Pourtant, être responsable des communications de Thomas Mulcair peut-il vraiment être moins prenant que travailler au pupitre à la PC?
«Au moins, là, c’est moi le boss!, répond-elle. Je quitte quand je veux même si je suis toujours joignable. Je travaille à distance. Et puis, c’est plus payant, ça permet d’avoir des services que je n’avais pas les moyens de m’offrir lorsque j’étais journaliste.»

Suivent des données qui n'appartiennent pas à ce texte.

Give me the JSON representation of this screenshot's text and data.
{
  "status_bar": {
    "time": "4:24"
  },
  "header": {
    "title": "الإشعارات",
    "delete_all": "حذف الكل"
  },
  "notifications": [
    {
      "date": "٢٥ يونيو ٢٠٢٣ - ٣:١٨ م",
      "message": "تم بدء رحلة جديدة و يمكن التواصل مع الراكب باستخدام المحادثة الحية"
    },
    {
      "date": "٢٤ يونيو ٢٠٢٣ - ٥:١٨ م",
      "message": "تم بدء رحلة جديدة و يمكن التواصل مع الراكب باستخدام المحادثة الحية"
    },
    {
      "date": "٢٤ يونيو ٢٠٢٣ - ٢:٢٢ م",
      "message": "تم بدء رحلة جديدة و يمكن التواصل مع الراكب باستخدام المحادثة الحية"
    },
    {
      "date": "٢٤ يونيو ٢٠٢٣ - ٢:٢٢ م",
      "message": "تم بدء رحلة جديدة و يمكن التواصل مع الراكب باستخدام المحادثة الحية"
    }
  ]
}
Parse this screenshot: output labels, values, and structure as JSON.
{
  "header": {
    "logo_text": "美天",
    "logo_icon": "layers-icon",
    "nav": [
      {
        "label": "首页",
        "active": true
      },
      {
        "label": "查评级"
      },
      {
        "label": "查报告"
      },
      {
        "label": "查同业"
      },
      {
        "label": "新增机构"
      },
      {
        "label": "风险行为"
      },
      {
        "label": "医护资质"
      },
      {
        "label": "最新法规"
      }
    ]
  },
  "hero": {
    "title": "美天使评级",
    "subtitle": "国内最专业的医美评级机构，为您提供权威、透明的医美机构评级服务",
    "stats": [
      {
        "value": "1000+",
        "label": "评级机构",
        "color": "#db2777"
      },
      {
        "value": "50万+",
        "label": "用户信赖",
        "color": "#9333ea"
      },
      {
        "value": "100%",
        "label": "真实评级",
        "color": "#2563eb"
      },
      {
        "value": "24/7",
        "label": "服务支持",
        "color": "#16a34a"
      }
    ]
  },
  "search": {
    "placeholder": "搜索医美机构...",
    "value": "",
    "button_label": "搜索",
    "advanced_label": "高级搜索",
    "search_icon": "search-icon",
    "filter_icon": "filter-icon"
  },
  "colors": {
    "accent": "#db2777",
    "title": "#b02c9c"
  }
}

Des regrets? Elle n’en a jamais. Tannée d’être une observatrice, le témoin passif d’une situation qu’elle aurait voulu changer. Écœurée aussi par l’industrie, le manque de rigueur de certains, les coupures, notamment parmi ses anciens collègues de la Tribune de la presse. Elle avoue cependant être nostalgique de l’atmosphère de franche camaraderie qui règne entre confrères.
«Je n’avais plus le feu sacré»
Des regrets, Christine Saint-Pierre avoue quant à elle n’en avoir finalement qu’un seul, celui de ne pas avoir fait le saut en politique plus tôt. Approchée en 2005 par le parti libéral alors qu’elle revenait de Washington, où elle avait été correspondante pour Radio-Canada, l’actuelle ministre des relations internationales et de la francophonie avait refusé à l’époque.
«Ça a été les deux années de trop, estime celle qui a finalement lâché le journalisme pour la politique en 2007. Après trente et un ans de carrière, je tournais en rond, j’avais atteint mes objectifs, je n’avais plus le feu sacré. J’avais aussi l’impression d’avoir acquis assez d’expérience pour me mettre au service des citoyens, d’être crédible. Je ne m’attendais cependant pas à ce que ça aille aussi vite, à ce que je devienne ministre quelques mois plus tard par exemple.»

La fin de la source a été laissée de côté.